Thursday, November 17, 2016
Azan di Desa
Selama hampir 28 tahun saya hidup di dunia, baru kali ini menyadari satu hal tentang desa ini. Well, memang sih, dari 28 tahun itu jika ditotal paling hanya sekitar 7 atau 8 tahun saya bener-bener berada di desa ini. Utuhnya 6 tahun selama sekolah dasar, 1-2 tahunnya akumulasi kalo mudik pas liburan termasuk yang sekarang. 5 tahun pertama di tempat lahir. 15 tahun sisanya saya keluyuran. Hitung-hitungan semacam ini pasti terpengaruh faktor kesadaran akan usia yang semakin menua, namun belum juga melakukan hal penting, berguna, bermanfaat untuk bangsa, negara, dan agama? Duh, jauuuh... oke, setidaknya untuk diri sendiri lah. Menikah misalnya. (Eeaa...)
Jadi, begini, dari sekian subuh yang saya lalui di desa ini, baru sadar kalau ternyata desa ini banyak sekali suara azan. Gara-garanya, subuh ini, masjid di dekat rumah tidak kedengeran azannya. Biasanya masjid itu yang duluan azan, paling besar suaranya (karena deket) dan 'doyan banget' bikin kaget. Mungkin hari ini si muadzin agak telat bangun. Buktinya setelah masjid yang agak jauh selesai azan, dia baru azan. Saya agak bersyukur, sih, karena hari ini nggak ada yang kagetin. Hehe...
Kenapa saya bilang bikin kaget, kebiasaan muadzinnya nggak pake aba-aba semisal ketok-ketok maik, berdehem, atau seperti masjid lain yang kedengaran bacaan ta'awudznya dulu. Emm... tapi, mungkin kalo volume yang nyampe ke rumah nggak maksimal, sih, nggak akan kaget-kaget amat.
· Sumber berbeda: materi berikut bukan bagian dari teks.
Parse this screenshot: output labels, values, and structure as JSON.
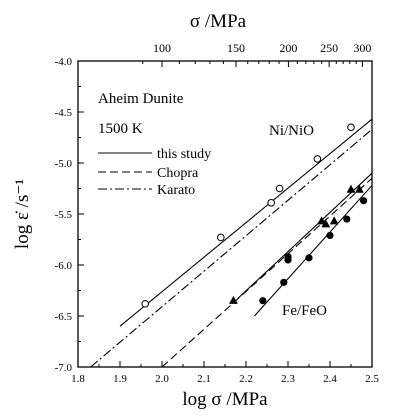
{
  "chart_data": {
    "type": "scatter",
    "title": "",
    "xlabel": "log σ /MPa",
    "ylabel": "log ε̇ /s⁻¹",
    "top_axis_label": "σ /MPa",
    "xlim": [
      1.8,
      2.5
    ],
    "ylim": [
      -7.0,
      -4.0
    ],
    "x_ticks": [
      "1.8",
      "1.9",
      "2.0",
      "2.1",
      "2.2",
      "2.3",
      "2.4",
      "2.5"
    ],
    "y_ticks": [
      "-7.0",
      "-6.5",
      "-6.0",
      "-5.5",
      "-5.0",
      "-4.5",
      "-4.0"
    ],
    "top_ticks": [
      {
        "value": 100,
        "label": "100"
      },
      {
        "value": 150,
        "label": "150"
      },
      {
        "value": 200,
        "label": "200"
      },
      {
        "value": 250,
        "label": "250"
      },
      {
        "value": 300,
        "label": "300"
      }
    ],
    "annotations": {
      "sample": "Aheim Dunite",
      "temperature": "1500 K",
      "buffer_upper": "Ni/NiO",
      "buffer_lower": "Fe/FeO"
    },
    "legend": [
      {
        "label": "this study",
        "style": "solid"
      },
      {
        "label": "Chopra",
        "style": "dashed"
      },
      {
        "label": "Karato",
        "style": "dashdot"
      }
    ],
    "legend_position": "top-left",
    "grid": false,
    "series": [
      {
        "buffer": "Ni/NiO",
        "marker": "open-circle",
        "points": [
          [
            1.96,
            -6.38
          ],
          [
            2.14,
            -5.73
          ],
          [
            2.26,
            -5.39
          ],
          [
            2.28,
            -5.25
          ],
          [
            2.37,
            -4.96
          ],
          [
            2.45,
            -4.65
          ]
        ]
      },
      {
        "buffer": "Fe/FeO",
        "marker": "filled-circle",
        "points": [
          [
            2.24,
            -6.35
          ],
          [
            2.29,
            -6.17
          ],
          [
            2.3,
            -5.95
          ],
          [
            2.3,
            -5.92
          ],
          [
            2.35,
            -5.93
          ],
          [
            2.4,
            -5.71
          ],
          [
            2.44,
            -5.55
          ],
          [
            2.48,
            -5.37
          ]
        ]
      },
      {
        "buffer": "Fe/FeO",
        "marker": "filled-triangle",
        "points": [
          [
            2.17,
            -6.35
          ],
          [
            2.38,
            -5.57
          ],
          [
            2.39,
            -5.6
          ],
          [
            2.41,
            -5.57
          ],
          [
            2.45,
            -5.26
          ],
          [
            2.47,
            -5.26
          ]
        ]
      }
    ],
    "lines": [
      {
        "buffer": "Ni/NiO",
        "style": "solid",
        "from": [
          1.9,
          -6.6
        ],
        "to": [
          2.5,
          -4.57
        ]
      },
      {
        "buffer": "Fe/FeO",
        "style": "solid",
        "from": [
          2.22,
          -6.5
        ],
        "to": [
          2.5,
          -5.22
        ]
      },
      {
        "buffer": "Fe/FeO",
        "style": "solid",
        "from": [
          2.18,
          -6.33
        ],
        "to": [
          2.5,
          -5.1
        ]
      },
      {
        "style": "dashed",
        "from": [
          2.0,
          -7.0
        ],
        "to": [
          2.5,
          -5.15
        ]
      },
      {
        "style": "dashdot",
        "from": [
          1.83,
          -7.0
        ],
        "to": [
          2.5,
          -4.67
        ]
      }
    ]
  }
}
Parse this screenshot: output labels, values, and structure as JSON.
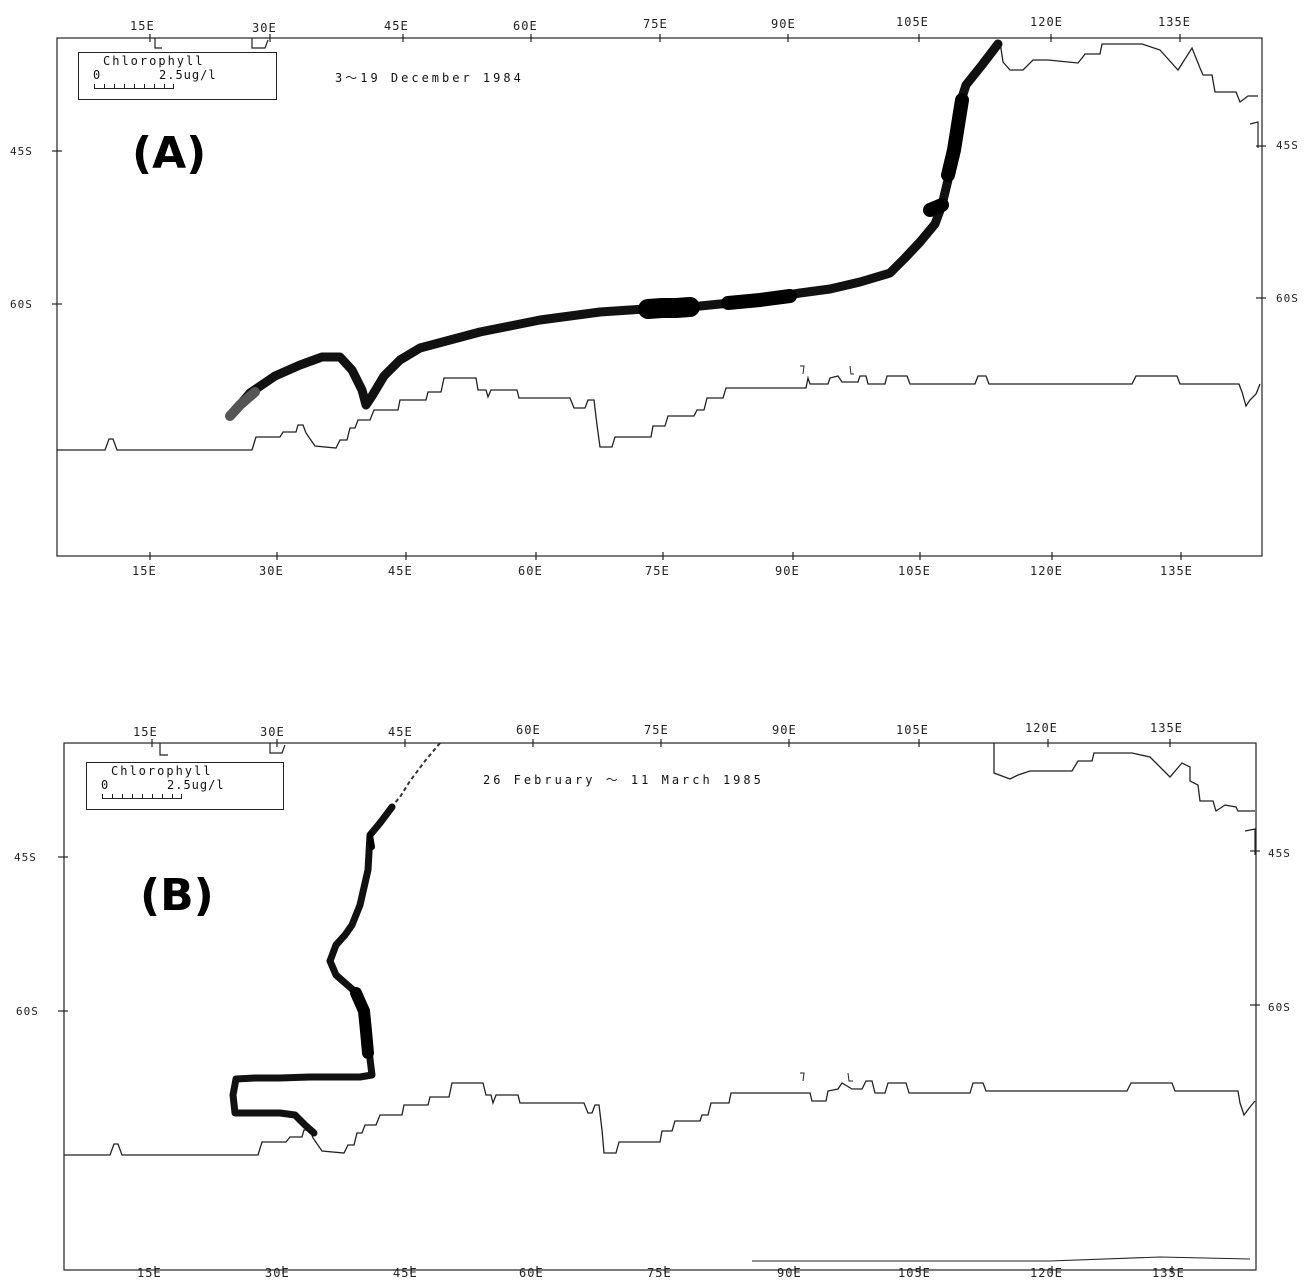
{
  "panels": [
    {
      "id": "A",
      "letter": "(A)",
      "date_range": "3～19  December  1984",
      "legend": {
        "title": "Chlorophyll",
        "min": "0",
        "max": "2.5ug/l"
      },
      "lon_ticks": [
        "15E",
        "30E",
        "45E",
        "60E",
        "75E",
        "90E",
        "105E",
        "120E",
        "135E"
      ],
      "lat_ticks": [
        "45S",
        "60S"
      ]
    },
    {
      "id": "B",
      "letter": "(B)",
      "date_range": "26  February  ～  11  March  1985",
      "legend": {
        "title": "Chlorophyll",
        "min": "0",
        "max": "2.5ug/l"
      },
      "lon_ticks": [
        "15E",
        "30E",
        "45E",
        "60E",
        "75E",
        "90E",
        "105E",
        "120E",
        "135E"
      ],
      "lat_ticks": [
        "45S",
        "60S"
      ]
    }
  ]
}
Nah, berhubung hal seperti tersebut di atas (derita bikin deskripsi panjang) yang terjadi, saya menyadari kalau desa ini memiliki suara azan yang banyak setiap memasuki waktu shalat. Kalau menyadari memiliki banyak masjid dan langgar, sih, sudah lama. Tapi, saya baru bener-bener menyadari ini sesuatu yang luar biasa baru hari ini. Desa ini punya 2 masjid besar dan sekira lebih dari 8 langgar dan musholla, saya tidak tahu pasti jumlah langgar/musholla (nanti tanya temen dulu), yang pasti setiap kampung minimal ada 1 langgar. Itu kampung kecil. Mungkin terdiri dari nggak lebih 20 rumah yang dibangun rapat-rapat. Sebuah desa kecil memiliki cukup banyak tempat ibadah, apa mungkin cuma di sini? Saya mencoba mengingat dan membuat perbandingan dengan desa di tempat saya KKN dulu. Di sana cuma ada 2 musholla. Cuma musholla, masjid pun nggak ada. Kalau tidak salah inget, nih, ya, masjid besarnya hanya ada 1 untuk sekecamatan. Kalau nggak salah. Mudah-mudahan saya salah.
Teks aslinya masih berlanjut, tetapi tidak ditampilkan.